Fort Prince George was constructed by the British in what is now Pickens County and was used to launch three attacks on the Indians. The Cherokees responded by killing several settlers in the area. Following that incident, Governor William Lyttelton took two Cherokee headmen hostage and negotiated a treaty in late 1759. However, early the next year, the Cherokees ambushed Fort Prince George and killed Lieutenant Richard Cotymore, the commander. Governor Lyttelton issued a call to the British for troops to help the settlers. He then returned to England and left the matter in the hands of Lieutenant Governor William Bull, Jr.

Under the command of Colonel Archibald Montgomery, sixteen hundred British troops headed to the upcountry in April 1760. They burned Estatoe and other Lower Towns and relieved the men stationed at Fort Prince George. Thinking he had secured the area, Montgomery returned to Charleston. However, the Cherokees moved into what is now Tennessee and laid siege to Fort Loudoun. In August 1760, the Indians killed twenty-four men who had been stationed at Fort Loudoun and took several others captive. Governor Bull negotiated to ransom the hostages at the same time he prepared another expedition.

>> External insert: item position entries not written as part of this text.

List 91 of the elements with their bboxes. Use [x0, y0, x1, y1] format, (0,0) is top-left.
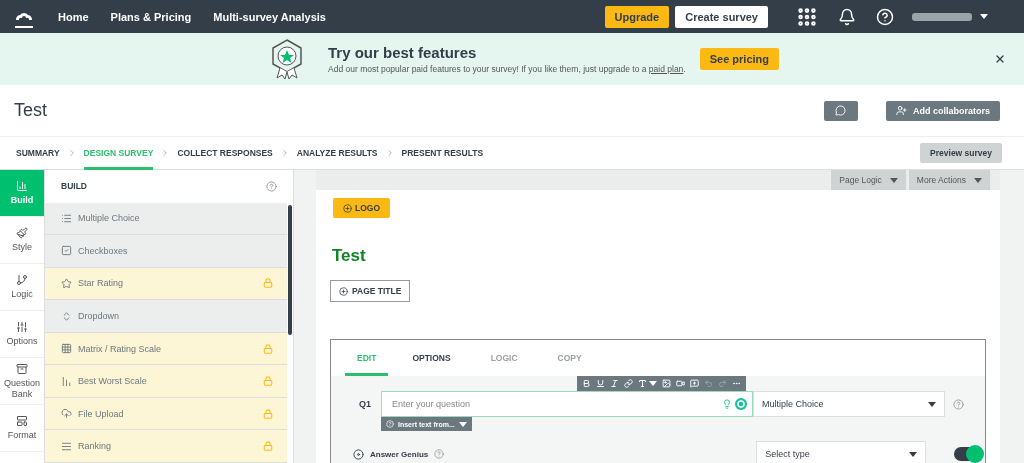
bold-icon — [582, 379, 591, 388]
preview-survey-button[interactable]: Preview survey — [920, 143, 1002, 163]
caret-icon — [909, 451, 918, 457]
question-type-item[interactable]: Multiple Choice — [45, 202, 287, 236]
lock-icon — [263, 278, 273, 289]
upgrade-button[interactable]: Upgrade — [604, 5, 670, 28]
create-survey-button[interactable]: Create survey — [675, 5, 768, 28]
lock-icon — [263, 376, 273, 387]
action-dropdown[interactable]: Page Logic — [831, 170, 906, 190]
close-icon[interactable] — [994, 53, 1006, 65]
action-dropdown[interactable]: More Actions — [908, 170, 990, 190]
blurred-username[interactable] — [912, 12, 972, 21]
lines-icon — [61, 440, 72, 452]
banner-text: Add our most popular paid features to your survey! If you like them, just upgrade to a paid plan. — [328, 64, 686, 74]
question-type-item[interactable]: Matrix / Rating Scale — [45, 332, 287, 366]
plus-circle-icon — [339, 286, 348, 296]
help-icon — [434, 449, 445, 459]
caret-icon — [889, 177, 898, 183]
chart-icon — [16, 180, 28, 193]
question-type-item[interactable]: Dropdown — [45, 300, 287, 333]
nav-link[interactable]: Plans & Pricing — [110, 10, 192, 23]
question-input[interactable]: Enter your question — [381, 391, 753, 417]
italic-icon — [610, 379, 619, 388]
scrollbar[interactable] — [288, 205, 292, 335]
question-type-select[interactable]: Multiple Choice — [753, 391, 945, 417]
archive-icon — [16, 363, 28, 376]
question-type-item[interactable]: Best Worst Scale — [45, 365, 287, 398]
question-tab[interactable]: OPTIONS — [400, 340, 463, 376]
sliders-icon — [16, 321, 28, 334]
step-tab[interactable]: PRESENT RESULTS — [401, 136, 484, 170]
star-icon — [61, 277, 72, 289]
comment-button[interactable] — [824, 100, 858, 121]
target-icon — [353, 448, 364, 460]
text-color-icon — [638, 379, 647, 388]
branch-icon — [16, 274, 28, 287]
page-heading: Test — [332, 246, 367, 266]
up-down-icon — [61, 310, 72, 322]
cloud-upload-icon — [61, 408, 72, 420]
lock-icon — [263, 343, 273, 354]
question-type-item[interactable]: Star Rating — [45, 267, 287, 301]
help-icon — [386, 420, 394, 428]
logo-button[interactable]: LOGO — [333, 198, 391, 218]
survey-title: Test — [14, 100, 47, 121]
caret-icon — [974, 177, 982, 183]
caret-icon — [928, 401, 936, 407]
underline-icon — [596, 379, 605, 388]
list-icon — [61, 212, 72, 224]
question-type-item[interactable]: Checkboxes — [45, 235, 287, 268]
lock-icon — [263, 408, 273, 419]
speech-bubble-icon — [835, 105, 847, 116]
lightbulb-icon — [722, 399, 732, 409]
banner-title: Try our best features — [328, 44, 478, 61]
question-type-item[interactable]: Ranking — [45, 430, 287, 463]
more-icon — [732, 379, 741, 388]
bars-icon — [61, 375, 72, 387]
help-icon — [953, 398, 964, 410]
step-tab[interactable]: COLLECT RESPONSES — [177, 136, 273, 170]
user-plus-icon — [896, 105, 907, 116]
checkbox-icon — [61, 245, 72, 257]
select-type-dropdown[interactable]: Select type — [756, 441, 927, 463]
video-icon — [676, 379, 685, 388]
step-tab[interactable]: SUMMARY — [16, 136, 60, 170]
help-icon — [876, 7, 894, 26]
nav-link[interactable]: Multi-survey Analysis — [213, 10, 326, 23]
paintbrush-icon — [16, 227, 28, 240]
bell-icon — [838, 7, 856, 26]
grid-icon — [61, 343, 72, 355]
layout-icon — [16, 415, 28, 428]
caret-icon — [458, 421, 467, 427]
help-icon — [266, 180, 277, 192]
page-title-button[interactable]: PAGE TITLE — [330, 280, 411, 302]
undo-icon — [704, 379, 713, 388]
question-number: Q1 — [359, 399, 372, 409]
see-pricing-button[interactable]: See pricing — [699, 48, 779, 70]
caret-icon — [649, 381, 657, 386]
comment-icon — [690, 379, 699, 388]
lock-icon — [263, 441, 273, 452]
dropdown-caret-icon — [980, 14, 988, 19]
image-icon — [662, 379, 671, 388]
grammar-icon — [735, 398, 747, 410]
toggle-switch[interactable] — [954, 447, 983, 461]
redo-icon — [718, 379, 727, 388]
nav-link[interactable]: Home — [58, 10, 89, 23]
link-icon — [624, 379, 633, 388]
apps-icon — [796, 5, 818, 28]
question-type-item[interactable]: File Upload — [45, 397, 287, 431]
panel-title: BUILD — [61, 181, 87, 192]
add-collaborators-button[interactable]: Add collaborators — [886, 100, 1000, 121]
answer-genius-label: Answer Genius — [370, 449, 429, 459]
plus-circle-icon — [343, 203, 352, 213]
step-tab[interactable]: ANALYZE RESULTS — [296, 136, 378, 170]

In the summer of 1761, Bull sent Colonel James Grant, a Scottish soldier who served with Montgomery, with over 2,400 troops to the upcountry of South Carolina. They wiped out fifteen Cherokee towns and destroyed roughly fifteen thousand acres of crops. By July the Cherokees had no choice but to surrender and negotiate a treaty, which was signed at the site of a ferry over the Ashely River (later known as Bee’s ferry). Known as the Treaty of Charleston, it called for both sides to exchange hostages; named Little Carpenter, who was a pro-English Cherokee leader, emperor of the Cherokees; expelled all Frenchmen from Cherokee territory; and created a dividing line that allowed white settlement on much of the Cherokee’s hunting lands. It also called for quick executions of any Cherokee who murdered a settler and for renewed trade between the Indians and the English.